O projeto europeu vale a pena!

Um país de promessas e injustiças sem fim é que vemos diariamente, em todos os meios de comunicação social: “António Costa atira aumentos salariais para 2020”, “Sindicatos da função pública não se conformam” ou “salários estão congelados desde 2009”. São alguns dos exemplos, que podemos comparar com o retrocesso do antigo governo liderado por Passos Coelho e pelo atual, António Costa.

Desde “ assalto ao poder” por parte do Exm. Primeiro Ministro António Costa as diferenças entre um governo PS e PSD, são visíveis nos mais variados pontos da sociedade:

  • Conseguiu criar a maior discriminação entre sector público e privado, sendo mesmo assim o que mais greves fez durante o seu mandato.
  • Devolveu aos funcionários públicos as 35 horas semanais, porém não bastava e criou também a desigualdade no vencimento base; passaram a receber 30 euros de acréscimo do que o sector privado. Agora perguntam-me vocês: O que é 30 euros? Para muitos não é nada. A meu ver, esta desigualdade é uma discriminação entre o setor público que trabalha menos e recebe mais comparando aos setor privado.

Mas não esquecendo o fenómeno que anda a assolar o pais, as greves que tem afetado o nosso país, por muito estranho que pareça, vem desse mesmo setor. O privado. Todos percebemos que os hospitais sem médicos ou sem enfermeiros possam criar insatisfação para muitas pessoas.

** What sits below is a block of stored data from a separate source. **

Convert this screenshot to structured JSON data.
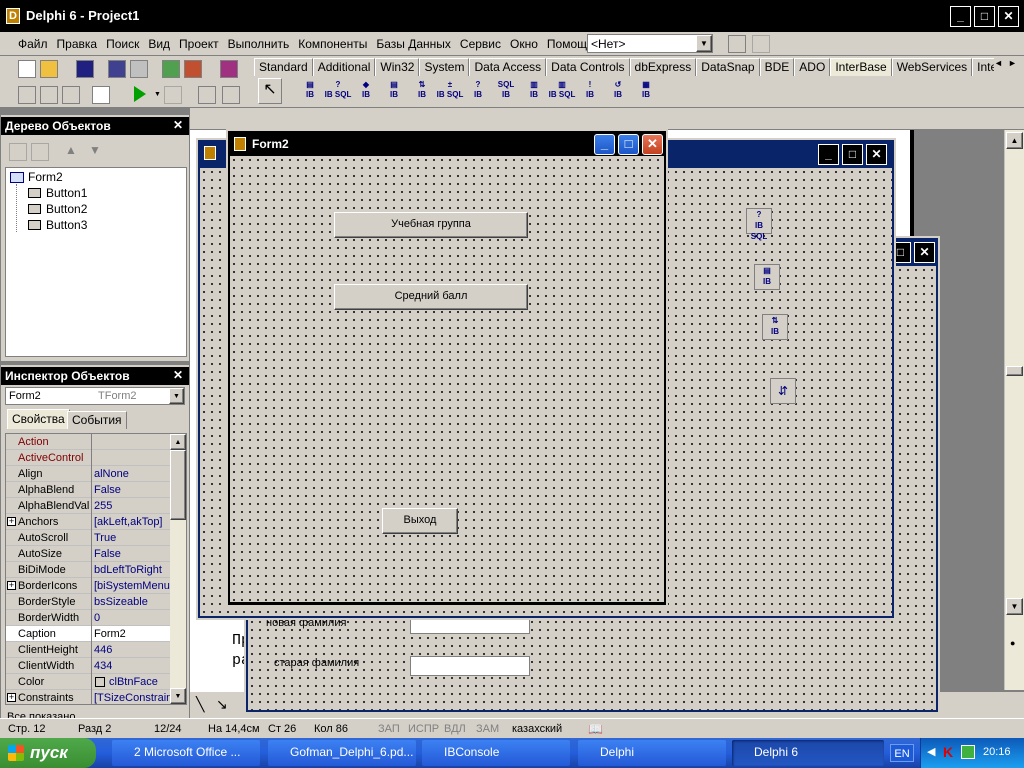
{
  "ide": {
    "title": "Delphi 6 - Project1",
    "menu": [
      "Файл",
      "Правка",
      "Поиск",
      "Вид",
      "Проект",
      "Выполнить",
      "Компоненты",
      "Базы Данных",
      "Сервис",
      "Окно",
      "Помощь"
    ],
    "desktop_combo": "<Нет>",
    "palette_tabs": [
      "Standard",
      "Additional",
      "Win32",
      "System",
      "Data Access",
      "Data Controls",
      "dbExpress",
      "DataSnap",
      "BDE",
      "ADO",
      "InterBase",
      "WebServices",
      "Internet"
    ],
    "active_tab": "InterBase"
  },
  "object_tree": {
    "title": "Дерево Объектов",
    "root": "Form2",
    "children": [
      "Button1",
      "Button2",
      "Button3"
    ]
  },
  "inspector": {
    "title": "Инспектор Объектов",
    "selected_name": "Form2",
    "selected_type": "TForm2",
    "tabs": [
      "Свойства",
      "События"
    ],
    "properties": [
      {
        "name": "Action",
        "value": "",
        "red": true
      },
      {
        "name": "ActiveControl",
        "value": "",
        "red": true
      },
      {
        "name": "Align",
        "value": "alNone"
      },
      {
        "name": "AlphaBlend",
        "value": "False"
      },
      {
        "name": "AlphaBlendVal",
        "value": "255"
      },
      {
        "name": "Anchors",
        "value": "[akLeft,akTop]",
        "plus": true
      },
      {
        "name": "AutoScroll",
        "value": "True"
      },
      {
        "name": "AutoSize",
        "value": "False"
      },
      {
        "name": "BiDiMode",
        "value": "bdLeftToRight"
      },
      {
        "name": "BorderIcons",
        "value": "[biSystemMenu,",
        "plus": true
      },
      {
        "name": "BorderStyle",
        "value": "bsSizeable"
      },
      {
        "name": "BorderWidth",
        "value": "0"
      },
      {
        "name": "Caption",
        "value": "Form2",
        "selected": true
      },
      {
        "name": "ClientHeight",
        "value": "446"
      },
      {
        "name": "ClientWidth",
        "value": "434"
      },
      {
        "name": "Color",
        "value": "clBtnFace"
      },
      {
        "name": "Constraints",
        "value": "[TSizeConstrain",
        "plus": true
      }
    ],
    "status": "Все показано"
  },
  "form2": {
    "title": "Form2",
    "buttons": [
      "Учебная группа",
      "Средний балл",
      "Выход"
    ]
  },
  "back_form": {
    "labels": [
      "новая фамилия",
      "старая фамилия"
    ]
  },
  "doc_fragments": [
    "Пр",
    "ра"
  ],
  "statusbar": {
    "page": "Стр. 12",
    "section": "Разд 2",
    "pages": "12/24",
    "at": "На 14,4см",
    "line": "Ст 26",
    "col": "Кол 86",
    "flags": [
      "ЗАП",
      "ИСПР",
      "ВДЛ",
      "ЗАМ"
    ],
    "lang": "казахский"
  },
  "taskbar": {
    "start": "пуск",
    "items": [
      "2 Microsoft Office ...",
      "Gofman_Delphi_6.pd...",
      "IBConsole",
      "Delphi",
      "Delphi 6"
    ],
    "active": "Delphi 6",
    "lang": "EN",
    "time": "20:16"
  }
}
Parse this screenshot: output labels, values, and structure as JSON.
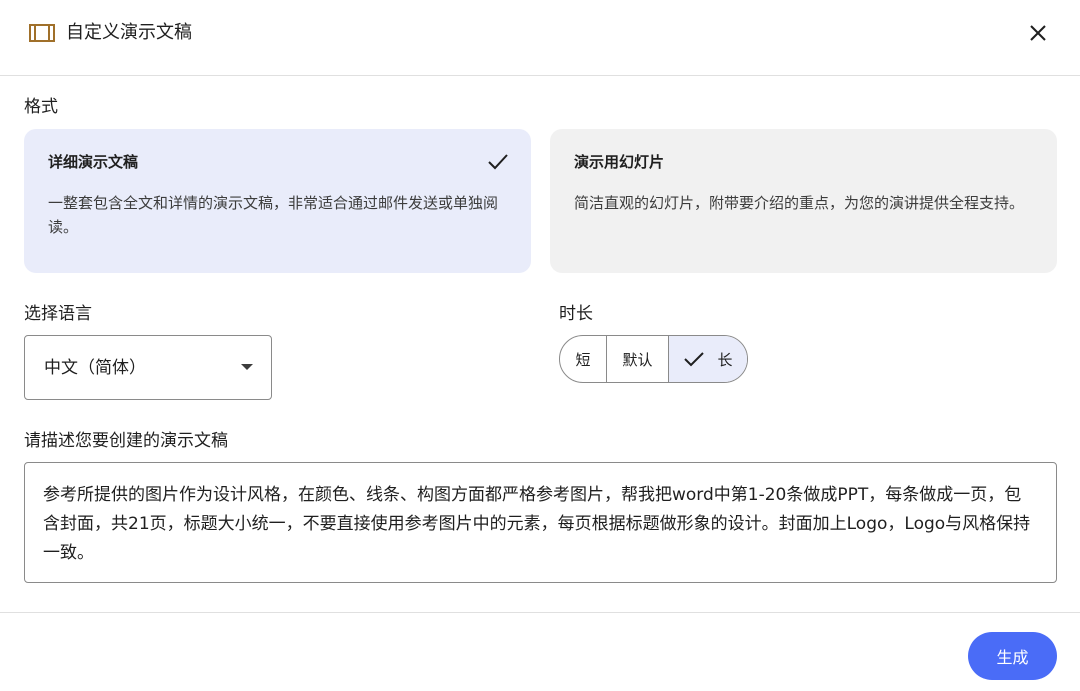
{
  "dialog": {
    "title": "自定义演示文稿",
    "icon": "slides-icon",
    "close_icon": "close-icon"
  },
  "format": {
    "label": "格式",
    "options": [
      {
        "title": "详细演示文稿",
        "description": "一整套包含全文和详情的演示文稿，非常适合通过邮件发送或单独阅读。",
        "selected": true
      },
      {
        "title": "演示用幻灯片",
        "description": "简洁直观的幻灯片，附带要介绍的重点，为您的演讲提供全程支持。",
        "selected": false
      }
    ]
  },
  "language": {
    "label": "选择语言",
    "selected": "中文（简体）"
  },
  "duration": {
    "label": "时长",
    "options": [
      "短",
      "默认",
      "长"
    ],
    "selected": "长"
  },
  "description": {
    "label": "请描述您要创建的演示文稿",
    "value": "参考所提供的图片作为设计风格，在颜色、线条、构图方面都严格参考图片，帮我把word中第1-20条做成PPT，每条做成一页，包含封面，共21页，标题大小统一，不要直接使用参考图片中的元素，每页根据标题做形象的设计。封面加上Logo，Logo与风格保持一致。"
  },
  "footer": {
    "generate_label": "生成"
  },
  "colors": {
    "accent": "#4a6cf7",
    "selected_bg": "#e9ecfa",
    "card_bg": "#f1f1f1",
    "icon_brown": "#a0702a"
  }
}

A greve dos professores ou dos auxiliares igualmente, mas a greve dos motoristas de matérias perigosas, além de criar insatisfação perante a população, aos poucos poderá criar uma rotura nos postos de combustíveis mas também nos mais variados sectores.

Um motorista de produtos alimentares sem combustível, não pode abastecer superfícies comercias (alimentação, medicamentos, entre outros).

Um motorista de autocarro sem combustível, não pode levar as pessoas até ao seu local de trabalho.

Além de ser uma greve do setor privado, se não for travada o quanto antes, poderá originar uma greve nacional (o que já aconteceu).

Mas mais uma vez, o nosso governo está mais preocupado em racionar o combustível a 15 litros por posto de combustível em vez de resolver o problema.

A governação de António Costa, mais uma vez, em vez de resolver o problema, não decide arranjar solução para remediar.

Sem duvida que não me podia esquecer da previsão do aumento da reforma para os 69 Anos, estimativa para os jovens que começam agora a engreçar o mercado de trabalho. Será que um profissional da construção civil que trabalha 40 horas semanais com todas as condições climatéricas adversas a que está sujeito, tem que esperar para se reformar até aos 69 Anos para o merecido descanso? Supúnhamos um trabalhador da segurança social, ou de outro setor público, que está protegido dessas mesmas condições, cujo as cláusulas de trabalho presentes em 35 horas semanais também terá de esperar até aos 69 Anos para se reformar?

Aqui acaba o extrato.